Each fertile shoot terminates in a large inflorescence up to 5½" tall and 11" across. This inflorescence has 2-4 whorls or near-whorls of floral spikes along its central axis (or rachis). The lower to middle whorls of spikes are widely spreading, while the upper spikes are ascending and somewhat shorter in length. Each floral spike is up to 5½" long; small spikelets are distributed bilaterally along its length. Each spikelet is 3-4 mm. long (excluding the awns) and V-shaped at the base; it has a pair of glumes, a fertile lemma, and an infertile lemma. One glume is 2-3 mm. long, while the other glume is 3-4 mm. long; they are narrowly lanceolate and keeled. The fertile lemma is 2-3 mm. long and folded along its length; at the apex, it has an awn about 5-8 mm. long. The infertile lemma is 1.5–2 mm. long, folded along its length, and obtuse or truncate at its apex, where there is an awn about 3-4 mm. long. The florets of fertile lemmas are perfect with 3 anthers and 2 stigmas. In Illinois, the blooming period occurs during the summer, lasting about 1-2 weeks for a colony of plants. The florets are cross-pollinated by the wind. The spikelets are initially green to reddish green, but they later turn tan or brown when the grains become mature. At this time, the entire inflorescence may break off and tumble in the wind, thereby distributing the grains. The root system is fibrous and rhizomatous; sometimes rootlets form along the lower nodes of the culms. Where there is little competition from other vegetation, this grass often forms clonal colonies.
Cultivation: Preferred growing conditions are full sun and dry barren soil containing gravel, clay, or sand. Because of its low growth habit, this grass can adapt to a regimen of mowing.
Range & Habitat: The adventive Windmill Grass is still uncommon in Illinois (see Distribution Map), although it is probably becoming more abundant, especially in sandy areas of the state. This grass is native to the southern Great Plains and grassy areas of southwestern United States. Habitats include dry upland prairies, dry sand prairies, gravelly areas along railroads and roadsides, lawns, and barren waste areas.

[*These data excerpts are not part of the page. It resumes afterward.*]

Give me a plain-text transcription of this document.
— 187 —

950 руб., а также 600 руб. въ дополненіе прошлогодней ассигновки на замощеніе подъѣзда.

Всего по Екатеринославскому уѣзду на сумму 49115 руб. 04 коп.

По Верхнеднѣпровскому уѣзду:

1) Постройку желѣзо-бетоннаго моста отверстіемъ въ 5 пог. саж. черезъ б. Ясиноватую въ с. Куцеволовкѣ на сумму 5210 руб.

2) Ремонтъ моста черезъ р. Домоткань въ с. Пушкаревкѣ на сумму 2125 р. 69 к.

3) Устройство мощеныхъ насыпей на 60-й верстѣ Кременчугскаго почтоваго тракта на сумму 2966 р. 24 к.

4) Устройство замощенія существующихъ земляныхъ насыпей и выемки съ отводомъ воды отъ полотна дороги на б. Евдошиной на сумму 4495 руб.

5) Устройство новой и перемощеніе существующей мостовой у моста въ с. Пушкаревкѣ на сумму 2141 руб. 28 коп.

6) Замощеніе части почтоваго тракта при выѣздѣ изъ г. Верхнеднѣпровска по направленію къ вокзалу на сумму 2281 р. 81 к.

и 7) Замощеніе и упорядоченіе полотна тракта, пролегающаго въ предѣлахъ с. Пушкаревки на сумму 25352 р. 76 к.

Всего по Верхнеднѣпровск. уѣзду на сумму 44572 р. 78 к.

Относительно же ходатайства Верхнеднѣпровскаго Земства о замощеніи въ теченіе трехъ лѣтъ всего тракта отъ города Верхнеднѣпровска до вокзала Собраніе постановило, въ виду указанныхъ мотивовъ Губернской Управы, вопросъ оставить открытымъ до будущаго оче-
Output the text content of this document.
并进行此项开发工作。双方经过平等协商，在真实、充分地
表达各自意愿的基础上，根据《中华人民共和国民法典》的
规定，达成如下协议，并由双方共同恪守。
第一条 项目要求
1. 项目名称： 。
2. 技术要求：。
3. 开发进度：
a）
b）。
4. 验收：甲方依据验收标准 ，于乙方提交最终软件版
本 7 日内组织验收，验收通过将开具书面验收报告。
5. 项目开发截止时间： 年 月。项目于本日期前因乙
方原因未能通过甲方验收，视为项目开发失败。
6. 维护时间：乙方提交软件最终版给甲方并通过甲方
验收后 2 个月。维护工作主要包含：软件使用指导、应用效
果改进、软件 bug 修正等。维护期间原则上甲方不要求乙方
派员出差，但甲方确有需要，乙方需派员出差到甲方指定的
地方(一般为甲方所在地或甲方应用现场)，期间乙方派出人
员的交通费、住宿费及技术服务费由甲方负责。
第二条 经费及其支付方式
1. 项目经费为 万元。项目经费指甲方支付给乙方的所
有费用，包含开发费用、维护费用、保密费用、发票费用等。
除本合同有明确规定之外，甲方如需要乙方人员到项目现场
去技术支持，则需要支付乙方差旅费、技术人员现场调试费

Faunal Associations: Little is known about the floral-faunal relationships for this grass, particularly in Illinois and other Midwestern states, where it is adventive. The foliage of Windmill Grass is eaten by the American Bison in the southern Great Plains, and it is probably edible to other hoofed herbivores as well. Various sparrows, doves, and other granivorous birds may eat the seeds, but this is speculation on my part.
Photographic Location: A gravelly area along a railroad track in Champaign, Illinois.
Comments: The inflorescence of this little grass has the shape of a windmill or television antenna. Windmill Grass (Chloris verticillata) superficially resembles one of the common crabgrasses (Digitaria spp.), but its inflorescence has more vertical depth with 2-4 whorls of spikes along the central axis (or rachis). The inflorescence of the typical crabgrass is more digitate with a single whorl (or near-whorl) of ascending spikes. Also, the spikelets of Windmill Grass have awns, while those of crabgrass are awnless. Another grass species, Finger Grass (Chloris gayana), is adventive from Africa and it is quite rare in Illinois. This grass is much taller (often exceeding 3' in length) and its inflorescence is more digitate. Other Chloris spp. haven't been observed in Illinois; like Windmill Grass, many of these grasses are native to the southern Great Plains and grassy areas of the desert southwest. These latter species tend to be smaller in size than Windmill Grass, and their spikelets have shorter awns (less than 4 mm. in length) or they lack awns altogether.